The Settings() method returns a ConfigFile object which - for now - allows access to <appSettings> settings in the file specified.

In order to have your own config file available where it´s needed during runtime, link it into the integrating host project like a component assembly (see highlighted file in  the above picture) and set its "Copy to Output Directory" flag to true.

This way you can set up individual settings for each component in several XML files and avoid merging them into a single file for integration. Instead you just link in all necessary settings files and use a single API to access them, the Microkernel´s ConfigurationManager.

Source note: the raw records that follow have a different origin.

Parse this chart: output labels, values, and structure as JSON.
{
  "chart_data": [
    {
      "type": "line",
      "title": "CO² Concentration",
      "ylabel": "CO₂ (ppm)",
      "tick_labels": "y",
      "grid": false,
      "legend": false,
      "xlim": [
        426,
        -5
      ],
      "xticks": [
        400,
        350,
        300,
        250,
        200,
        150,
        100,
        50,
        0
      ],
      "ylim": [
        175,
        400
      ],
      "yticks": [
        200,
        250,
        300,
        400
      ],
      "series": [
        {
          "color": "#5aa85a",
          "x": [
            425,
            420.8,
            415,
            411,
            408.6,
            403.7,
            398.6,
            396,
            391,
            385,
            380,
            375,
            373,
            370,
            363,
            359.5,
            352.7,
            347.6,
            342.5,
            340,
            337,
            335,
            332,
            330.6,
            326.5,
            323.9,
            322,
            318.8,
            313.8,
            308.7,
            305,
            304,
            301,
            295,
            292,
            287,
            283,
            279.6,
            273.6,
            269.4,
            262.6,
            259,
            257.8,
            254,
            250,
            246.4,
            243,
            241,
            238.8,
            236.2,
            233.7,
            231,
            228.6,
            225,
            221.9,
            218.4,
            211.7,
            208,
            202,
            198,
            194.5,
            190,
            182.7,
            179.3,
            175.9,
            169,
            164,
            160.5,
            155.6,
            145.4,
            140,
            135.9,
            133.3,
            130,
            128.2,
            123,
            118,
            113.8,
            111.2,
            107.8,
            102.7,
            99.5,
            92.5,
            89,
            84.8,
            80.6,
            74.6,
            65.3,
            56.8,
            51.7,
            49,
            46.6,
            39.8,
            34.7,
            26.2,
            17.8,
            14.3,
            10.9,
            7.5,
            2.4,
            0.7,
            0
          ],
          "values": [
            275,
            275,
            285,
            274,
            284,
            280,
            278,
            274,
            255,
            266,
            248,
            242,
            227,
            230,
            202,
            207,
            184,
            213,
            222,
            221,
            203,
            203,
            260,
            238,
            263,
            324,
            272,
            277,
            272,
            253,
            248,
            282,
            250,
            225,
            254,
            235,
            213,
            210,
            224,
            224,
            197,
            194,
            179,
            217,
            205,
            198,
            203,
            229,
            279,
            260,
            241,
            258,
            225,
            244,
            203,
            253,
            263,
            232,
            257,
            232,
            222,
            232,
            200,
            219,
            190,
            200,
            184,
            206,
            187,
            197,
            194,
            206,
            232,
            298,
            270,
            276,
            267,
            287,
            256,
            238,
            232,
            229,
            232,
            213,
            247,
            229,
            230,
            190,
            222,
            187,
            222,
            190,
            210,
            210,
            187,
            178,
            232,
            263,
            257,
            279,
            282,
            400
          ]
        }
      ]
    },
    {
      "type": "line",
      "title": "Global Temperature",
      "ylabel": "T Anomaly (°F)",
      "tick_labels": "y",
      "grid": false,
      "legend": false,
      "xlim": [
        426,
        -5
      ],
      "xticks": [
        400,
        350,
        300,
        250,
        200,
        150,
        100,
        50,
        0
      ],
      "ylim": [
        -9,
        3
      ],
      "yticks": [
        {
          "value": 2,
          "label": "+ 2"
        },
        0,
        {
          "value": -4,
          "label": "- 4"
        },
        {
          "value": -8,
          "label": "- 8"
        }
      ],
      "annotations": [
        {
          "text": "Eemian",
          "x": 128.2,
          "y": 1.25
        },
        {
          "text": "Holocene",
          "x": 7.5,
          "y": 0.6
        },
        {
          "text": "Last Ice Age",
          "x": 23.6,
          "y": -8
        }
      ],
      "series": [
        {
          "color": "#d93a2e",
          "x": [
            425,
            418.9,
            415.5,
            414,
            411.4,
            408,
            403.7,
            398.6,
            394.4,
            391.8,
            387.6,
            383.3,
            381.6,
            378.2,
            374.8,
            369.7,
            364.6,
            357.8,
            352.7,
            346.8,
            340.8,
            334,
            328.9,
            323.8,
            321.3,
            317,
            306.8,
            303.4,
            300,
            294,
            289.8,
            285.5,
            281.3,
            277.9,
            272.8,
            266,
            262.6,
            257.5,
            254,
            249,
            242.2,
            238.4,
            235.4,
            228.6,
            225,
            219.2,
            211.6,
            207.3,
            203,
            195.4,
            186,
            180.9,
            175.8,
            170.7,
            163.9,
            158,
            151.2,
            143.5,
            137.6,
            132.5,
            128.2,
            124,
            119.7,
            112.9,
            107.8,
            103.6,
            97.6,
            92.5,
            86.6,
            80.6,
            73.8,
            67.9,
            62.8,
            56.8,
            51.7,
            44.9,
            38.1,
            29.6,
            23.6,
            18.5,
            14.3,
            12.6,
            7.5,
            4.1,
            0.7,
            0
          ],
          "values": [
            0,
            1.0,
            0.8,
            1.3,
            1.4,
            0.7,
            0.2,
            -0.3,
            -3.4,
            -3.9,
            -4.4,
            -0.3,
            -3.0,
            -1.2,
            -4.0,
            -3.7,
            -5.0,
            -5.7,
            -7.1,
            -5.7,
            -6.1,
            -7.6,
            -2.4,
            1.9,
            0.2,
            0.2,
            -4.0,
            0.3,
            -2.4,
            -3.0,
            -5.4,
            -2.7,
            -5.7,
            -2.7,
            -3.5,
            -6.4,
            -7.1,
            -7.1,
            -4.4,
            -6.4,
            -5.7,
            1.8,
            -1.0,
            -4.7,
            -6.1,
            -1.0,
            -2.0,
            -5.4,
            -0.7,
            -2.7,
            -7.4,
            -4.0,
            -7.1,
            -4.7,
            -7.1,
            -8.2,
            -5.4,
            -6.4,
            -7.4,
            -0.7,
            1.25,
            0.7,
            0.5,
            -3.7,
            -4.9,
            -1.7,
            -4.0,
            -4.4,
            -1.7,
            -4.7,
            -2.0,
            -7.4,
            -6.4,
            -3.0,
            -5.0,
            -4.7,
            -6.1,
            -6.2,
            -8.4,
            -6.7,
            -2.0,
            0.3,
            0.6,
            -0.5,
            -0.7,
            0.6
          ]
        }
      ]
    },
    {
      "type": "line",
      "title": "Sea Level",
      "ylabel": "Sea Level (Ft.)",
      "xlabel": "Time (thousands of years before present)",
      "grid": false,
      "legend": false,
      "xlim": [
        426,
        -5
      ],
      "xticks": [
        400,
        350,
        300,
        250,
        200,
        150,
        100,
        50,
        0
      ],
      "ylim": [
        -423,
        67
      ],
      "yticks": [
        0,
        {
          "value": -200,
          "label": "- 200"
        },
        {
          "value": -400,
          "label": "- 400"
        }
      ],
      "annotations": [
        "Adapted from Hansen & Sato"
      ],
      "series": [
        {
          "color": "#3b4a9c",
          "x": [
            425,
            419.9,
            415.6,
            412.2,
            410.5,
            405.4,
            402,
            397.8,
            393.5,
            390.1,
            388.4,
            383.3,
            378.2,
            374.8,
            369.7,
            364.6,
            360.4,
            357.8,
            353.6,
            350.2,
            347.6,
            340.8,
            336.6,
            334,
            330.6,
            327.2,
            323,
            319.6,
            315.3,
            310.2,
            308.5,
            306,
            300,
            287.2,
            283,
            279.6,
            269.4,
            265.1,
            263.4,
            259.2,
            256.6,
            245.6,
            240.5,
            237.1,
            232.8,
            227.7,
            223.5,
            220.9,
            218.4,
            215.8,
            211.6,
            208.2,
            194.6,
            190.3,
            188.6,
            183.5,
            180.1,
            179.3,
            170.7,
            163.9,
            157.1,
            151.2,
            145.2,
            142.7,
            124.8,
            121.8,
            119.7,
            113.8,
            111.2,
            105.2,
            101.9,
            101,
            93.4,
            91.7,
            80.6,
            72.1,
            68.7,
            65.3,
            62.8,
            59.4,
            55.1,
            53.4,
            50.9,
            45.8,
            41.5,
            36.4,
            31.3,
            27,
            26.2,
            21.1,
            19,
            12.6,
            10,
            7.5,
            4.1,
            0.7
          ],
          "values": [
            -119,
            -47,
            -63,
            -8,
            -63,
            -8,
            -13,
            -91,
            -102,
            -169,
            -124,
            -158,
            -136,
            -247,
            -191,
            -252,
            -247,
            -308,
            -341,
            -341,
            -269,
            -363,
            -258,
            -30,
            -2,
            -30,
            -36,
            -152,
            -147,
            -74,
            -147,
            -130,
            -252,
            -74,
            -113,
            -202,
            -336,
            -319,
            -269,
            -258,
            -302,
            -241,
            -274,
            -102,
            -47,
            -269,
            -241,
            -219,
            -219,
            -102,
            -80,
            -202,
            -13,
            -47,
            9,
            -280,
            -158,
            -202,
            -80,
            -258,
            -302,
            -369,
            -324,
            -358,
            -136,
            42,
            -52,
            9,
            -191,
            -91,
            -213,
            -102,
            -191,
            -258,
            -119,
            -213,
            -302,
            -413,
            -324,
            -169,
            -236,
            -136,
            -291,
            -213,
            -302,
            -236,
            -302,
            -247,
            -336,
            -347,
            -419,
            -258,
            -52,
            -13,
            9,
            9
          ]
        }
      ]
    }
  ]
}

This is close to how the .NET Framework handles such settings. So it´s easy to understand and use. Currently the ConfigFile class is limited to accessing <appSettings> only, but if distributing settings in this way appears practical, then it´s easy to add support for config section handlers.

Summary

Even though my little Microkernel does not sport an array of features like Spring.Net etc. it does a decent job of dynamically binding contract implementations. But what´s most important, it´s much easier to start with than other service locator frameworks, since it can build the interface-implementation mapping automatically and let´s you keep component settings separate.

The guideline for linking in components manually helps you to enforce a true distributed development of components in their own test beds and still benefit from some VS2005 help during integration. That´s ok for a start, I´d say. But in the long run, I want to provide some tool support for this too. But that´s a different story. Stay tuned!

For now, have fun using my little Microkernel and feel free to let me know what you think of it.